I shook my head. "I'm really tired. I want to get a good night's sleep since tomorrow's going to be a long day." Then I realized I hadn't even considered that Bella might want to go. "I'm s-sorry," I said, looking at Bella. "We can go if you want."
Bella waved her hand dismissively. "It's OK. I don't mind staying in. It'll be nice to have a quiet evening at home."
We did end up having a nice evening. We ate the previous night's leftovers for dinner before Bella helped me take a shower. I was still pretty tense from the events of the day, so Bella gave me a wonderful neck and shoulder massage. Little Edward would have liked more, but I was too exhausted for that kind of activity. I did at least sleep well with Bella in my arms.

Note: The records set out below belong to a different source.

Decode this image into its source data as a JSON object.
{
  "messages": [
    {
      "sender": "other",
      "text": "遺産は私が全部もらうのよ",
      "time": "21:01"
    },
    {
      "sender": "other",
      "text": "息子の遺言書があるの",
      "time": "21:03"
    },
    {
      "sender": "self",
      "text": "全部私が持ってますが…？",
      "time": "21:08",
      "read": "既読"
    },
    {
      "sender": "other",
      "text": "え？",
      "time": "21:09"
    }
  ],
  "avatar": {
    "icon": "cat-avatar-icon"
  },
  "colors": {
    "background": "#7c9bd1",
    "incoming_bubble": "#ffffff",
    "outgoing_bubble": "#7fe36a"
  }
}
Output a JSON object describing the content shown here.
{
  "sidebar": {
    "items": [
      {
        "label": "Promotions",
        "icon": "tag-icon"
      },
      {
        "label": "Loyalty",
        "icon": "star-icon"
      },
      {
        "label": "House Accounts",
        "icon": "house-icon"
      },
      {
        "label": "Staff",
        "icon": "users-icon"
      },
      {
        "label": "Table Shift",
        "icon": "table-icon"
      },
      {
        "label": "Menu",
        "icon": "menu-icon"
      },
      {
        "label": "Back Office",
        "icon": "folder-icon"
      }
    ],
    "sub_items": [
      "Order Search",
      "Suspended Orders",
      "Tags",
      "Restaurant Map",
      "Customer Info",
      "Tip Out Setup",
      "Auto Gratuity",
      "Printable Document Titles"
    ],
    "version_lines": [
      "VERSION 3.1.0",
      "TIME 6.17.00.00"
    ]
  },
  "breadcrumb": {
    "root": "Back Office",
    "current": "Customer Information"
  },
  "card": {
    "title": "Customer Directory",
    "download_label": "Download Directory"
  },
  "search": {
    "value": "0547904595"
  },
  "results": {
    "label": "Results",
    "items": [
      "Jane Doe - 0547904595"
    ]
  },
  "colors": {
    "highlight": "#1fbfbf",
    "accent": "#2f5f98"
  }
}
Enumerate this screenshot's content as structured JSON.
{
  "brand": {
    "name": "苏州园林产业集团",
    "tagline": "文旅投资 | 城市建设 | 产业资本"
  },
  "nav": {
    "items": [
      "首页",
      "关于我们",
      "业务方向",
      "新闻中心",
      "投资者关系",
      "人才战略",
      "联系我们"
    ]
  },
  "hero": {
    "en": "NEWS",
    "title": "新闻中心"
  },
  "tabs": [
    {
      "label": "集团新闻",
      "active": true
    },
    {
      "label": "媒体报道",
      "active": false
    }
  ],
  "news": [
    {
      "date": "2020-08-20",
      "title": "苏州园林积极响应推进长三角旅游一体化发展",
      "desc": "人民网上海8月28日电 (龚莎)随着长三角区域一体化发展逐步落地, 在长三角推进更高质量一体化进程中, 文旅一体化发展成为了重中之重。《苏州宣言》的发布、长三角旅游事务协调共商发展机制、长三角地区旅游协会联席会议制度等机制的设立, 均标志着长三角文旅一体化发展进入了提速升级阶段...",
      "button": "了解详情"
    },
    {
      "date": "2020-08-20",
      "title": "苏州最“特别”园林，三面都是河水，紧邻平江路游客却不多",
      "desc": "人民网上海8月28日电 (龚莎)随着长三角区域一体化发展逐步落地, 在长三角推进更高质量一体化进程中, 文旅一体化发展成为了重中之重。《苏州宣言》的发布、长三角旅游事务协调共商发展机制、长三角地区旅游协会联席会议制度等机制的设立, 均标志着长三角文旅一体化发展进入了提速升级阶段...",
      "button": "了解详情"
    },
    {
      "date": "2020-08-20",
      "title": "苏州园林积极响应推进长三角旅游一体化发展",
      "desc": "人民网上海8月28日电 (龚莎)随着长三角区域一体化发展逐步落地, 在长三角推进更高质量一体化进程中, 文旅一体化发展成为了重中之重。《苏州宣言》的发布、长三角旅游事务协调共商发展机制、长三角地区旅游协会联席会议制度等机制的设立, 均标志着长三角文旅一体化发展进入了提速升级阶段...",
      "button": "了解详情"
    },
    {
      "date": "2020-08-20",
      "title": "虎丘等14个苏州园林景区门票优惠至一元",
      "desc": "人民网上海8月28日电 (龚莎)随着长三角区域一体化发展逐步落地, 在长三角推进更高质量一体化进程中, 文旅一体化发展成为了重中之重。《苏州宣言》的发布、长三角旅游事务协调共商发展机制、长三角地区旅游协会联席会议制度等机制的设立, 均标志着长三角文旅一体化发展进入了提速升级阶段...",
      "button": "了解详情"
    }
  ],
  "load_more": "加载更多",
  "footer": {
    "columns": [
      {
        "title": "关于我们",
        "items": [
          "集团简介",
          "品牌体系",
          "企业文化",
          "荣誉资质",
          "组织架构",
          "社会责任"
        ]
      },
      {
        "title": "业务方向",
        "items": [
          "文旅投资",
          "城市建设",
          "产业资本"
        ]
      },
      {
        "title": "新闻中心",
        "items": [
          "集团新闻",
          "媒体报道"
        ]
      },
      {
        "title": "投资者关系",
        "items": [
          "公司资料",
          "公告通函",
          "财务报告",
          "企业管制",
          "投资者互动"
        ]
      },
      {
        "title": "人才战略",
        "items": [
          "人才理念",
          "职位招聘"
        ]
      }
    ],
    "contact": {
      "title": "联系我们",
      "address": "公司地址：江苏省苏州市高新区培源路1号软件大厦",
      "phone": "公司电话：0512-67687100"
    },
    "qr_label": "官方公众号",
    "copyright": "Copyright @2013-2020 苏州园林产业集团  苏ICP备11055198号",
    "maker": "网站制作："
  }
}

I slept in on Saturday morning since I knew I probably wouldn't get to take my afternoon nap. I still wasn't gung ho about gong to the baseball game, but I was looking forward to spending time with the guys.
I was dressed and ready to go when everyone met at our house for noon. The girls were going shopping and to a movie while we were at the game.

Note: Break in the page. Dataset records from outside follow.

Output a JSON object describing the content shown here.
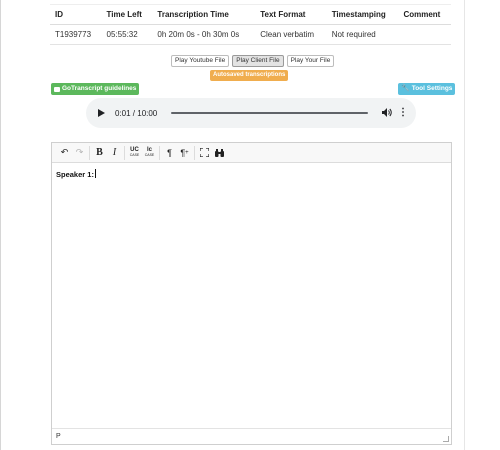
{
  "table": {
    "headers": [
      "ID",
      "Time Left",
      "Transcription Time",
      "Text Format",
      "Timestamping",
      "Comment"
    ],
    "row": [
      "T1939773",
      "05:55:32",
      "0h 20m 0s - 0h 30m 0s",
      "Clean verbatim",
      "Not required",
      ""
    ]
  },
  "player_buttons": {
    "youtube": "Play Youtube File",
    "client": "Play Client File",
    "yours": "Play Your File"
  },
  "autosave_label": "Autosaved transcriptions",
  "guidelines_label": "GoTranscript guidelines",
  "tool_settings_label": "Tool Settings",
  "audio": {
    "time": "0:01 / 10:00",
    "progress_fraction": 0.0017
  },
  "editor": {
    "speaker_label": "Speaker 1:",
    "status_path": "P"
  },
  "colors": {
    "autosave": "#f0ad4e",
    "guidelines": "#5cb85c",
    "tool_settings": "#5bc0de"
  }
}
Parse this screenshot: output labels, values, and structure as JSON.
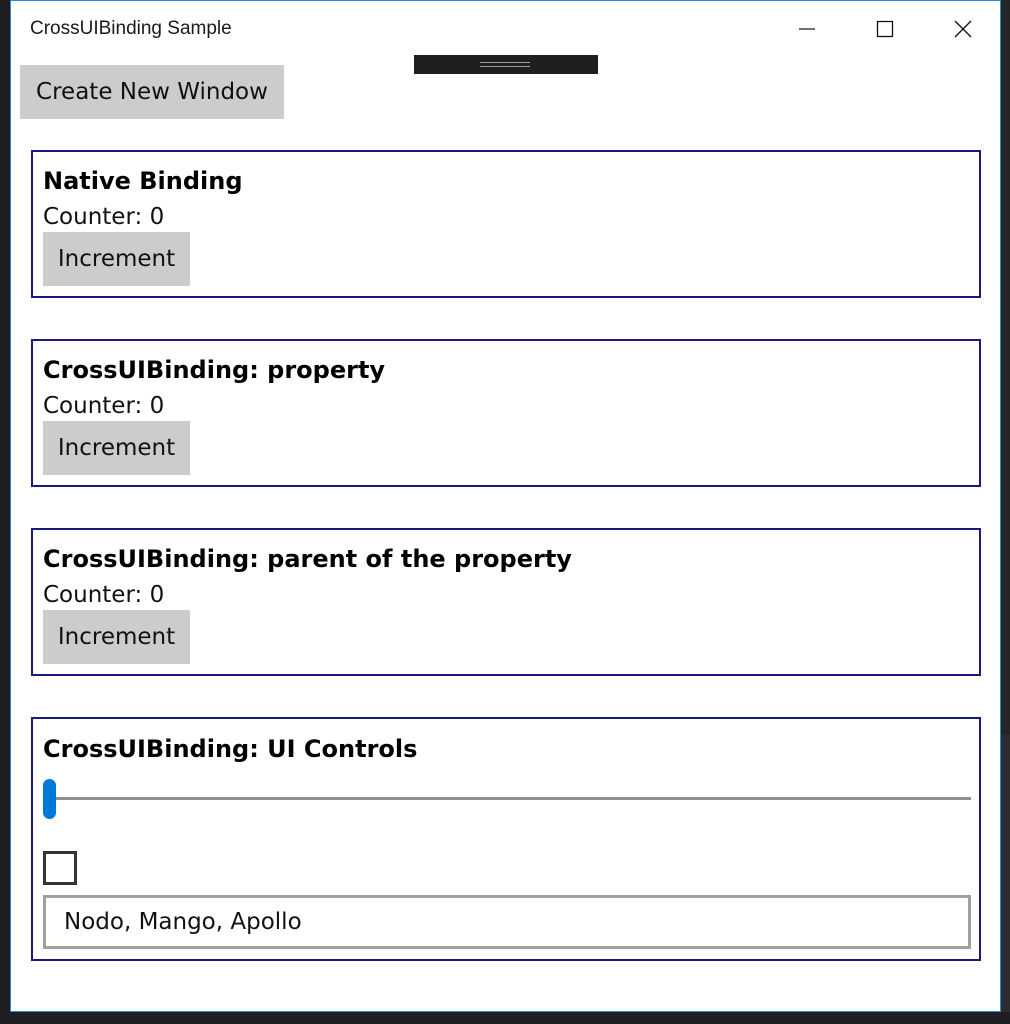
{
  "window": {
    "title": "CrossUIBinding Sample"
  },
  "toolbar": {
    "create_window_label": "Create New Window"
  },
  "panels": [
    {
      "title": "Native Binding",
      "counter": "Counter: 0",
      "button": "Increment"
    },
    {
      "title": "CrossUIBinding: property",
      "counter": "Counter: 0",
      "button": "Increment"
    },
    {
      "title": "CrossUIBinding: parent of the property",
      "counter": "Counter: 0",
      "button": "Increment"
    }
  ],
  "controls": {
    "title": "CrossUIBinding: UI Controls",
    "slider_value": 0,
    "checkbox_checked": false,
    "textbox_value": "Nodo, Mango, Apollo"
  },
  "colors": {
    "panel_border": "#1a1a7a",
    "button_bg": "#cccccc",
    "accent": "#0078d7",
    "window_border": "#2a8ad4"
  },
  "icons": {
    "minimize": "minimize-icon",
    "maximize": "maximize-icon",
    "close": "close-icon"
  }
}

"Have fun," Bella said as she kissed me goodbye. "Just relax and enjoy yourself."
I tried to keep Bella's words in my mind as I wheeled myself out to Carlisle's Mercedes. Thankfully the car was big enough to hold Emmett, Jasper, Carlisle, Charlie, and me. The guys were excited about the game, and I found myself sharing in their enthusiasm. Then we got to the stadium.
I began to feel overwhelmed as we made our way to our seats. I let Carlisle push my wheelchair as I took deep breaths and tried to stay calm.

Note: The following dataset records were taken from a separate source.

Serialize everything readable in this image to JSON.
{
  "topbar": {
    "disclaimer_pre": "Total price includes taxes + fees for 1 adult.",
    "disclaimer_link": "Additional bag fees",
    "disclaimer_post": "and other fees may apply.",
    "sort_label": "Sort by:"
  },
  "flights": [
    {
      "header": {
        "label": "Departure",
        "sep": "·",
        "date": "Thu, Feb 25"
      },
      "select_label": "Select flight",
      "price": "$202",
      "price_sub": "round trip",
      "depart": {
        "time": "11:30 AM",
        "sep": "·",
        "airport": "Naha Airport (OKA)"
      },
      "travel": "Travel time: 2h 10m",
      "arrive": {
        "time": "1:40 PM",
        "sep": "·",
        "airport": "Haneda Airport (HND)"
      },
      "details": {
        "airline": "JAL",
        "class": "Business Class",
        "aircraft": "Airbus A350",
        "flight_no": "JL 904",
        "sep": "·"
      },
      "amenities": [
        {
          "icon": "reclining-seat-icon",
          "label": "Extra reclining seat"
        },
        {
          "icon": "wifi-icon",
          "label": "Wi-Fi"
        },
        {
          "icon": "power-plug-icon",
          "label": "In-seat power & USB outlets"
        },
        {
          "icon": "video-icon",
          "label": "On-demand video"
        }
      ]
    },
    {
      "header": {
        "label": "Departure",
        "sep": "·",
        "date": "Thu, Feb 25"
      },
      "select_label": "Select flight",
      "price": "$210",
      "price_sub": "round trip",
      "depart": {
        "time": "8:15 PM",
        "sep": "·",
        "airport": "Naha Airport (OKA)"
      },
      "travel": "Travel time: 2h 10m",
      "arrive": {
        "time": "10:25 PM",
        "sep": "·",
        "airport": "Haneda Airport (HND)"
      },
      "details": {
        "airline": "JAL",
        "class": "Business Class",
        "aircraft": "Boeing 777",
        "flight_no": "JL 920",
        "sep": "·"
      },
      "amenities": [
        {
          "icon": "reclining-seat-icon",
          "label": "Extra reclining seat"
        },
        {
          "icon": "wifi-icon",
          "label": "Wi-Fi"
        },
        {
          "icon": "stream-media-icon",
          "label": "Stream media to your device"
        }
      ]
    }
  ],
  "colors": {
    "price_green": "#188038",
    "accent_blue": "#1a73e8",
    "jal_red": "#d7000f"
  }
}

"Aren't we going to get some provisions before we sit down?" Emmett asked, pointing back to the concession stand we had just passed.
"Let's get Edward settled first," Carlisle replied, "then we'll come back up." He then patted my shoulder to reassure me. It didn't help, but I appreciated the gesture.
I felt a lot better once we got to our seats. Emmett and Jasper went back to the concession stand to get drinks, hot dogs, and popcorn for everyone. Then the game began, and I was finally able to enjoy myself. I was having a great time and really got into the game. The Mariners were winning big, which helped a lot.
Everything was going well until the sixth inning. "Dad," I said, leaning over to talk to Carlisle. "I have to go to the bathroom."
Carlisle nodded and got up to wheel me to the restroom. I was fine until we got to the concourse. I became nervous when I saw all the people. My heart rate and breathing picked up.
"Dad, can you please hurry?" I asked nervously.
Carlisle picked up his pace and got me to the restroom as quickly as he could. It wasn't until we got into the restroom that he saw the panicked expression on my face.
"What's wrong, Edward?" Carlisle asked me. "What's the matter?"
I couldn't even answer him. Thankfully the handicapped stall was available, so Carlisle wheeled me in there to avoid prying eyes.
"Edward, you have to tell me what's wrong," Carlisle said gently. "I can't help you if you don't tell me."
It took me a minute, but I was finally able to speak. "I'm scared. All those people out there make me nervous. It makes me feel uncomfortable, and I can't handle it."
Carlisle was surprised. "I've never seen you like this before. Why does this scare you so much?"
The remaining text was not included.